The advantages of this techniques are huge:

  • It is trivial to implement

  • It can easily be added to virtually any existing web site

  • There’s no need to keep track of fragments ages. May the content change, the signatures will change and browsers will automatically get correct versions

  • Unlike AJAXified pages that require duplicate efforts in order to be SEO friendly, this technique is totally SEO friendly by default.

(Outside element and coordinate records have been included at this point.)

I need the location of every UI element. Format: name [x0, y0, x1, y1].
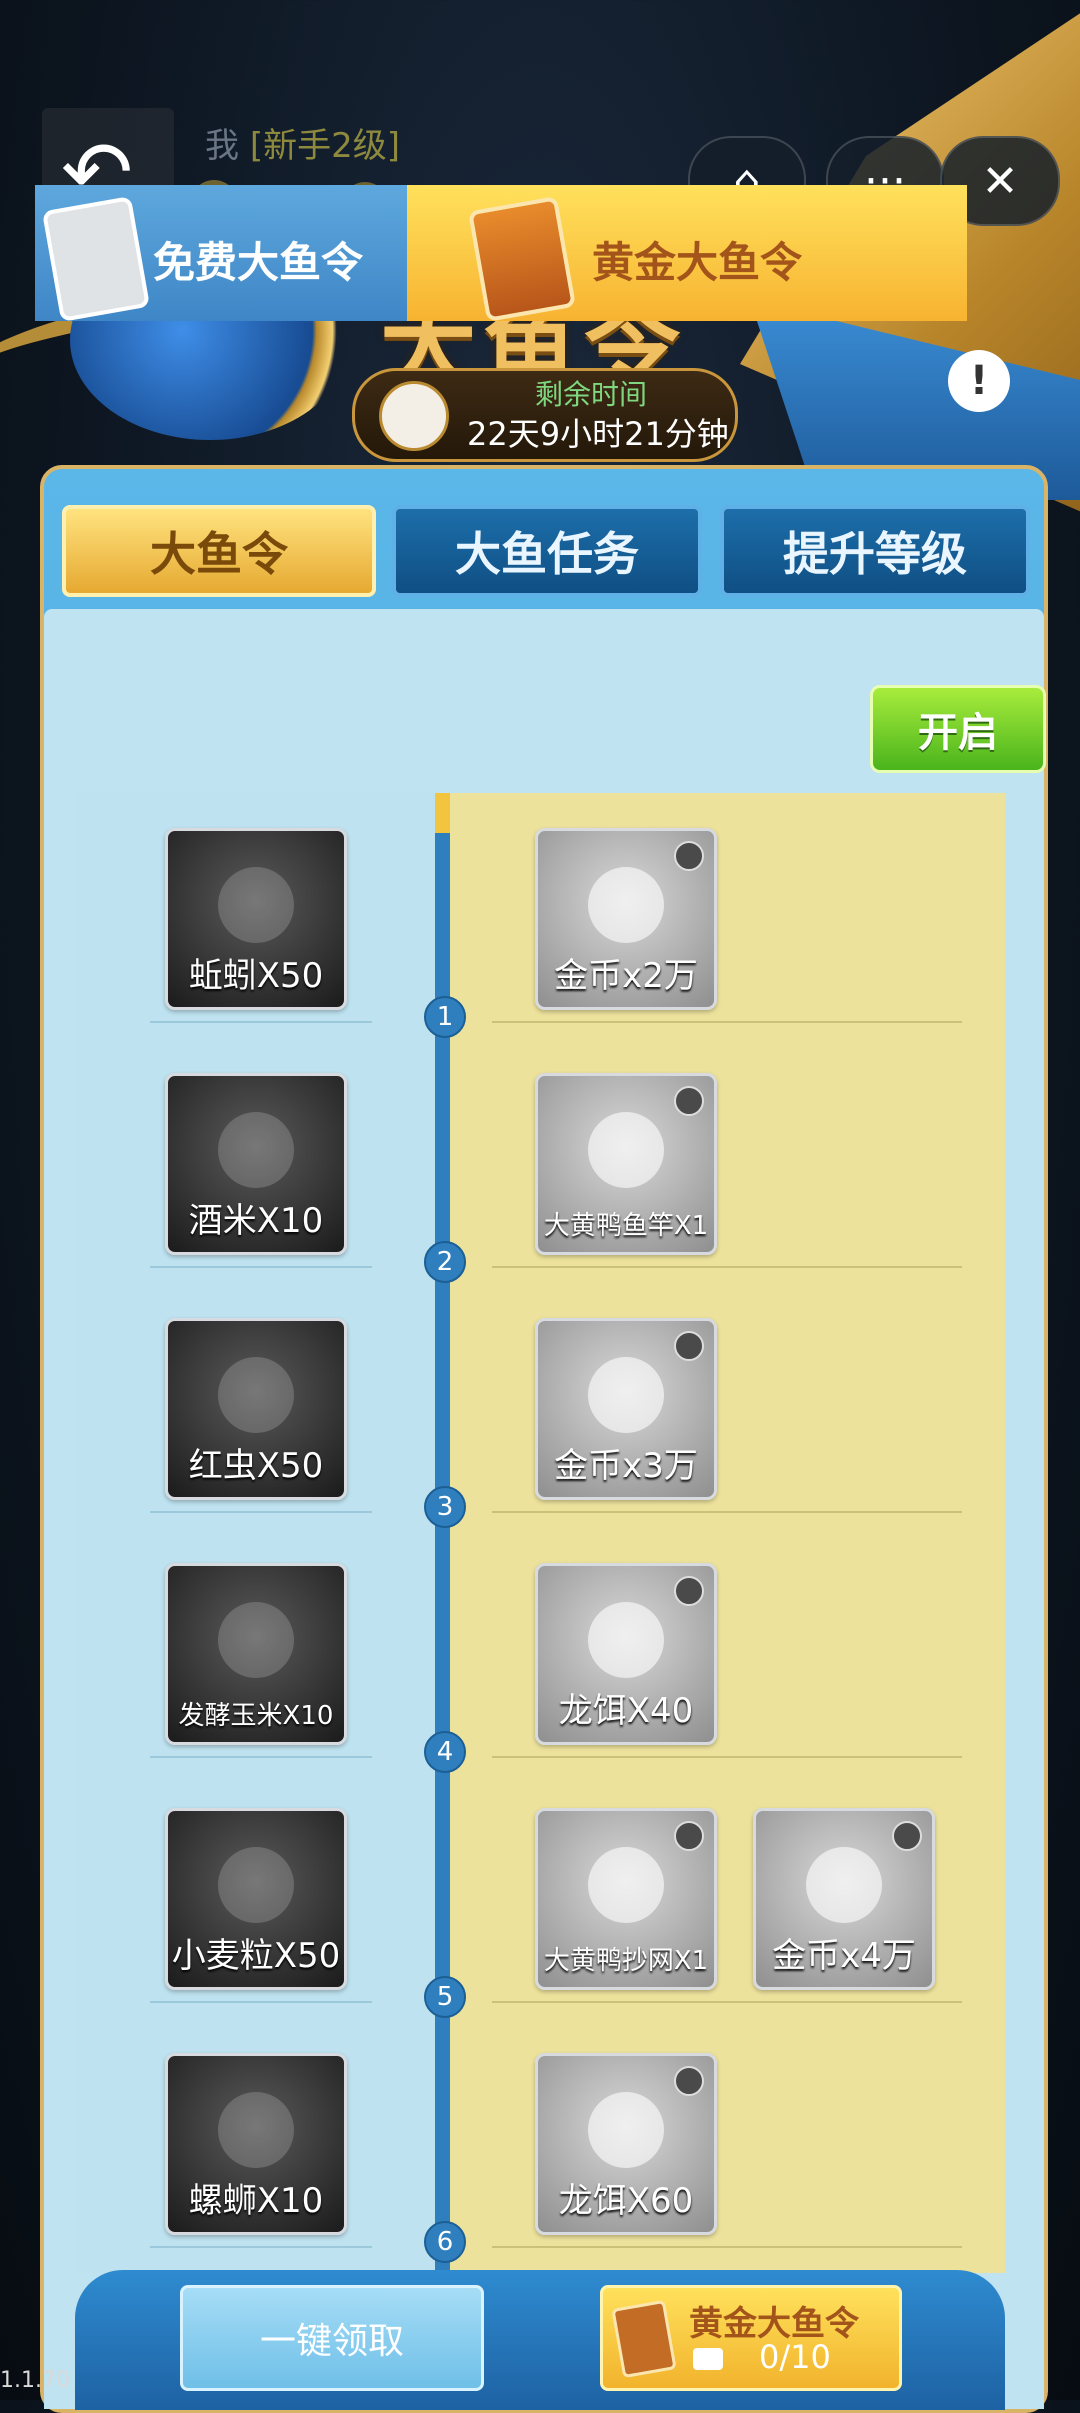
divider: [150, 2001, 372, 2003]
gold-reward-item[interactable]: 大黄鸭鱼竿X1: [535, 1073, 717, 1255]
level-marker: 1: [424, 996, 466, 1038]
lock-icon: [892, 1821, 922, 1851]
gold-reward-item[interactable]: 龙饵X60: [535, 2053, 717, 2235]
divider: [150, 1021, 372, 1023]
gold-pass-header: 黄金大鱼令: [407, 185, 967, 322]
reward-label: 金币x4万: [772, 1936, 916, 1976]
claim-all-button[interactable]: 一键领取: [180, 2285, 484, 2391]
free-reward-item[interactable]: 小麦粒X50: [165, 1808, 347, 1990]
bait-bag-icon: [588, 2092, 664, 2168]
tab-level-up[interactable]: 提升等级: [720, 505, 1030, 597]
info-icon: !: [969, 358, 989, 404]
gold-reward-item[interactable]: 金币x4万: [753, 1808, 935, 1990]
wheat-grains-icon: [218, 1847, 294, 1923]
reward-row: 螺蛳X10 龙饵X60 6: [75, 2018, 1005, 2263]
bottle-icon: [218, 1112, 294, 1188]
reward-label: 大黄鸭抄网X1: [543, 1946, 709, 1976]
bloodworm-icon: [218, 1357, 294, 1433]
reward-label: 金币x2万: [554, 956, 698, 996]
reward-label: 酒米X10: [188, 1201, 324, 1241]
reward-label: 红虫X50: [188, 1446, 324, 1486]
fishing-rod-icon: [588, 1112, 664, 1188]
timer-label: 剩余时间: [535, 378, 648, 411]
gold-pass-label: 黄金大鱼令: [592, 238, 803, 287]
level-marker: 4: [424, 1731, 466, 1773]
free-pass-header: 免费大鱼令: [35, 185, 407, 322]
level-marker: 5: [424, 1976, 466, 2018]
user-level: [新手2级]: [249, 126, 400, 166]
free-reward-item[interactable]: 发酵玉米X10: [165, 1563, 347, 1745]
reward-row: 小麦粒X50 大黄鸭抄网X1 金币x4万 5: [75, 1773, 1005, 2018]
lock-icon: [674, 841, 704, 871]
free-reward-item[interactable]: 酒米X10: [165, 1073, 347, 1255]
divider: [492, 1511, 962, 1513]
bait-bag-icon: [588, 1602, 664, 1678]
level-marker: 2: [424, 1241, 466, 1283]
divider: [492, 1021, 962, 1023]
jar-icon: [218, 1602, 294, 1678]
reward-label: 金币x3万: [554, 1446, 698, 1486]
gold-card-icon: [467, 196, 577, 322]
lock-icon: [674, 2066, 704, 2096]
lock-icon: [674, 1821, 704, 1851]
gold-reward-item[interactable]: 龙饵X40: [535, 1563, 717, 1745]
reward-row: 红虫X50 金币x3万 3: [75, 1283, 1005, 1528]
user-name: 我 [新手2级]: [205, 118, 400, 167]
reward-label: 蚯蚓X50: [188, 956, 324, 996]
silver-card-icon: [41, 196, 151, 322]
level-marker: 6: [424, 2221, 466, 2263]
clock-icon: [379, 381, 449, 451]
divider: [150, 1511, 372, 1513]
coins-icon: [588, 1357, 664, 1433]
divider: [492, 2001, 962, 2003]
reward-label: 小麦粒X50: [171, 1936, 341, 1976]
user-name-text: 我: [205, 126, 239, 166]
tab-big-fish-pass[interactable]: 大鱼令: [62, 505, 376, 597]
level-marker: 3: [424, 1486, 466, 1528]
gold-reward-item[interactable]: 大黄鸭抄网X1: [535, 1808, 717, 1990]
reward-row: 酒米X10 大黄鸭鱼竿X1 2: [75, 1038, 1005, 1283]
free-reward-item[interactable]: 红虫X50: [165, 1318, 347, 1500]
landing-net-icon: [588, 1847, 664, 1923]
gold-reward-item[interactable]: 金币x2万: [535, 828, 717, 1010]
coins-icon: [588, 867, 664, 943]
divider: [492, 2246, 962, 2248]
video-count: 0/10: [759, 2338, 831, 2376]
version-text: 1.1.70: [0, 2368, 70, 2393]
gold-card-icon: [611, 2299, 677, 2379]
earthworm-icon: [218, 867, 294, 943]
divider: [150, 1266, 372, 1268]
gold-reward-item[interactable]: 金币x3万: [535, 1318, 717, 1500]
reward-label: 发酵玉米X10: [178, 1701, 334, 1731]
open-gold-pass-button[interactable]: 开启: [870, 685, 1046, 773]
reward-label: 龙饵X40: [558, 1691, 694, 1731]
divider: [492, 1266, 962, 1268]
buy-gold-pass-button[interactable]: 黄金大鱼令 0/10: [600, 2285, 902, 2391]
video-icon: [693, 2348, 723, 2370]
reward-label: 螺蛳X10: [188, 2181, 324, 2221]
free-pass-label: 免费大鱼令: [153, 238, 364, 287]
reward-list[interactable]: 蚯蚓X50 金币x2万 1 酒米X10 大黄鸭鱼竿X1 2 红虫X50 金币x3…: [75, 793, 1005, 2273]
free-reward-item[interactable]: 螺蛳X10: [165, 2053, 347, 2235]
lock-icon: [674, 1331, 704, 1361]
lock-icon: [674, 1086, 704, 1116]
coins-icon: [806, 1847, 882, 1923]
reward-row: 发酵玉米X10 龙饵X40 4: [75, 1528, 1005, 1773]
divider: [150, 2246, 372, 2248]
reward-row: 蚯蚓X50 金币x2万 1: [75, 793, 1005, 1038]
free-reward-item[interactable]: 蚯蚓X50: [165, 828, 347, 1010]
reward-label: 龙饵X60: [558, 2181, 694, 2221]
timer-value: 22天9小时21分钟: [467, 415, 729, 453]
reward-label: 大黄鸭鱼竿X1: [543, 1211, 709, 1241]
info-button[interactable]: !: [948, 350, 1010, 412]
divider: [492, 1756, 962, 1758]
remaining-time-box: 剩余时间 22天9小时21分钟: [352, 368, 738, 462]
lock-icon: [674, 1576, 704, 1606]
close-icon: ✕: [981, 155, 1019, 207]
divider: [150, 1756, 372, 1758]
tab-big-fish-tasks[interactable]: 大鱼任务: [392, 505, 702, 597]
snail-pack-icon: [218, 2092, 294, 2168]
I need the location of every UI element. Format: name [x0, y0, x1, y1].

Here’s a proof-of-concept implementation.

Server-side

FRAGMENT_RX = %r{<!--\s*fragment\s+(.+?)\s*-->(.+?)<!--\s*/fragment\s*-->}mi

get '/' do
  _fragments = params[:_fragments] || ''
  fragments = Hash[*_fragments.split.collect { |t| t.split('-') }.flatten]
  page = File.read(File.join('public', 'disco.html'))
  page.gsub!(FRAGMENT_RX) do |match|
    fragment_name, fragment_content = $1, $2
    digest = Digest::MD5::hexdigest(fragment_content)
    if digest == fragments[fragment_name]
      "<!--cached #{fragment_name}-#{digest}-->"
    else
      "<!--fragment #{fragment_name}-#{digest}-->#{fragment_content}<!--/fragment-->"
    end
  end    
end

Client-side

(function() {
    var body_html = document.body.innerHTML;
    var fragment_rx = new RegExp
        ("<!--\\s*fragment\\s+(.+?)\\s*-->([^]+?)<!--\\s*/fragment\\s*-->", "gm");
    var cache_rx = new RegExp("<!--cached (.+?)-->", "g");
    var need_update = false;
    var known_fragments_names = { };
    body_html = body_html.replace(cache_rx, function(str, fragment_name) {
        known_fragments_names[fragment_name] = true;
        var cached_content = window.localStorage[fragment_name];
        if (cached_content) {
            need_update = true;
            return cached_content;
        }
        return str;
    });
    var match;
    while ((match = fragment_rx.exec(body_html))) {
        var fragment_name = match[1];
        window.localStorage[fragment_name] = match[2];
        known_fragments_names[fragment_name] = true;        
    }
    if (need_update) {
        document.body.innerHTML = body_html;
    }
    var fragments_qstr = "";
    for (var fragment_name in known_fragments_names) {
        fragments_qstr += (fragments_qstr ? "+" : "") + escape(fragment_name);
    }
    var link_nodes = document.getElementsByTagName("a");
    for (var i = 0, j = link_nodes.length; i < j; i++) {
        var href = link_nodes[i].href;
        href += (href.indexOf("?") == -1 ? "?" : "&") + 
            "_fragments=" + fragments_qstr;
        link_nodes[i].href = href;
    }    
})();

Of course there’s still room for improvement. Cached entries should expire. Pages with partials missing from cache should be reloaded. localStorage is sweet but other ways are required for obsolete browsers.

But this technique seems to work decently well and may effortlessly give a serious boost to aging web sites.